Сняв трубку, я сразу почувствовал, что это Крамли, там далеко, на другом конце провода, и он еще ничего не успел сказать, а я уже понял, что за новости он собирается сообщить.
— Все-таки случилось? Да? — спросил я.
— Откуда вы знаете? — Крамли говорил так, будто тоже не спал всю ночь.
— Почему вы туда пошли? — спросил я.
— Час назад я брился, и вдруг меня будто стукнуло. Возникли предчувствия, о каких, черт побери, вы обожаете рассказывать. Я еще здесь, жду следователя. Хотите подойти и сказать: «Ну я же говорил!»?
— Нет, не хочу. Но приду.
И повесил трубку.
Вернувшись к себе, я увидел свое «Нечто», оно все еще висело на двери ведущего в ванную коридора. Я сорвал его, швырнул на пол и стал топтать. Это было только справедливо, ведь ночью оно нанесло визит леди с канарейками, вернулось на рассвете и ничего мне не сказало.
«Господи, — думал я, тупо топчась на купальном халате. — Теперь все клетки опустели».
Крамли стоял на одном берегу Нижнего Нила, у сухого русла реки. Я встал на другом. Патрульная машина и фургон из морга ждали внизу.
— Вам это зрелище не понравится, — предупредил Крамли.
Он помедлил, дожидаясь, когда я кивну, чтобы откинуть простыню.
— Это вы звонили мне среди ночи? — спросил я.
Крамли покачал головой.
— Сколько прошло с тех пор, как она умерла?
— Мы считаем, часов одиннадцать.
Я мысленно вернулся назад. Четыре часа утра. В четыре утра зазвонил телефон.
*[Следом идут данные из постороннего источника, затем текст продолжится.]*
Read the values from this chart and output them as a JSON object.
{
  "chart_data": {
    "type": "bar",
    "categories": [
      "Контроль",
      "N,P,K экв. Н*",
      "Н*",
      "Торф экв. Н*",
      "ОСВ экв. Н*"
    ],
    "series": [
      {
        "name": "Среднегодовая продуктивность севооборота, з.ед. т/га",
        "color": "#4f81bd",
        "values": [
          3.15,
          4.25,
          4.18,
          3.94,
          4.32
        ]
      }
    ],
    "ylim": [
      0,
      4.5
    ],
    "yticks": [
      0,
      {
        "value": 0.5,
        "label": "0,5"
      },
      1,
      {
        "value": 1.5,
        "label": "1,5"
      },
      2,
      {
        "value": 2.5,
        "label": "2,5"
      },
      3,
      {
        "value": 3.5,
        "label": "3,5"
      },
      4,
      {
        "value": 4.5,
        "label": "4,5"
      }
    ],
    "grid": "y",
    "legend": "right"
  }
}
Звонило «Нечто», чтобы сказать мне. Если бы я побежал отвечать на звонок, холодный ветер в трубке рассказал бы мне — об этом.
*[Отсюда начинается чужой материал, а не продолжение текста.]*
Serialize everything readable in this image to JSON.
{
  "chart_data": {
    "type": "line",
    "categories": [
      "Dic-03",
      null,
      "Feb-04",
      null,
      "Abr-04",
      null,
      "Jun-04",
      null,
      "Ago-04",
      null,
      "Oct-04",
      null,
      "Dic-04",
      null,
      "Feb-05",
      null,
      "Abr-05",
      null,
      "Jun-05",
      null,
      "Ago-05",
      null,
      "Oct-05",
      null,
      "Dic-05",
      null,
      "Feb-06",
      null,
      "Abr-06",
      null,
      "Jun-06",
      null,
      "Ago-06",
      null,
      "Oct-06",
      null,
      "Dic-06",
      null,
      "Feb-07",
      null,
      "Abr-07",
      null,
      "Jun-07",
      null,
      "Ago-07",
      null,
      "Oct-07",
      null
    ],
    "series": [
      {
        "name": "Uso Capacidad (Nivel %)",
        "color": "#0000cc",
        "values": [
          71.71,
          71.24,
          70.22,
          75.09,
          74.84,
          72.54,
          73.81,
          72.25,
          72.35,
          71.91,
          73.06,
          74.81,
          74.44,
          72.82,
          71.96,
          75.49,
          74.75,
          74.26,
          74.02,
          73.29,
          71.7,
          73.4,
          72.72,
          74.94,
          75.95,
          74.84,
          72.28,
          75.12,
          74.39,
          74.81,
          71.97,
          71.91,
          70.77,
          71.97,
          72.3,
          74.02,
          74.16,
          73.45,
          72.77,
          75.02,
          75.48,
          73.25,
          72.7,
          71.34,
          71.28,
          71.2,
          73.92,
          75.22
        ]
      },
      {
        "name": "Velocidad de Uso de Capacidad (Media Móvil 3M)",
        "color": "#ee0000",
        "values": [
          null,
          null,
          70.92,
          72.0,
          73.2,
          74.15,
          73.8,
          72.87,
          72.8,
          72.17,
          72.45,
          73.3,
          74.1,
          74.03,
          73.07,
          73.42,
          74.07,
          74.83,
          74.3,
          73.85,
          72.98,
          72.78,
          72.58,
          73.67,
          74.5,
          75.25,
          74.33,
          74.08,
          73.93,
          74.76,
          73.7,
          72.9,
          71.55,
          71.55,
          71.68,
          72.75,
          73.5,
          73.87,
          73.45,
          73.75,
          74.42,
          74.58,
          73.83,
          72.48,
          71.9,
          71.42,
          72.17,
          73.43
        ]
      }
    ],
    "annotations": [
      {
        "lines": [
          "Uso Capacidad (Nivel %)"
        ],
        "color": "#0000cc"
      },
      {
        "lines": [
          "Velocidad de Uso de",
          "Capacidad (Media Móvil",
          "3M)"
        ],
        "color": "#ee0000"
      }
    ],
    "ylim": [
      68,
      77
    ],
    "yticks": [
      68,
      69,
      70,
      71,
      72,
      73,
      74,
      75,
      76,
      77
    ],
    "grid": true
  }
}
Я кивнул, Крамли откинул простыню.
Под ней была леди с канарейками, и в то же время ее там не было. Какая-то часть ее витала в темноте, а на то, что осталось на кровати, смотреть было страшно.
Глаза ее неподвижно уставились на жуткое «Нечто», на ту дьявольщину, что висела на двери у меня в коридоре и невидимой тяжестью опустилась на мою постель. Рот, когда-то еще приоткрывавшийся, чтобы прошептать: «Подойди, подойди, я жду тебя!» — теперь был широко открыт от ужаса, протестовал, пытался отогнать что-то, оттолкнуть, выставить прочь из комнаты!
Придерживая пальцами простыню, Крамли взглянул на меня.
— Пожалуй, мне следует извиниться перед вами.
— За что?
Говорить было трудно: она лежала между нами, уставившись на нечто кошмарное на потолке.
— За правильную догадку. Догадались вы. За сомнения. Сомневался я.
— Догадаться было нетрудно. У меня умер брат, умер дед, умерли тетки. И мать с отцом тоже умерли. Все смерти одинаковы, правда ведь?
— М-м-м, да. — Крамли выпустил из рук простыню — на долину Нила упал осенью снег. — только это — естественная смерть, малыш. Не убийство. Такой взгляд, как у нее, бывает у всех, кто чувствует, как во время приступа сердце рвется прочь из груди.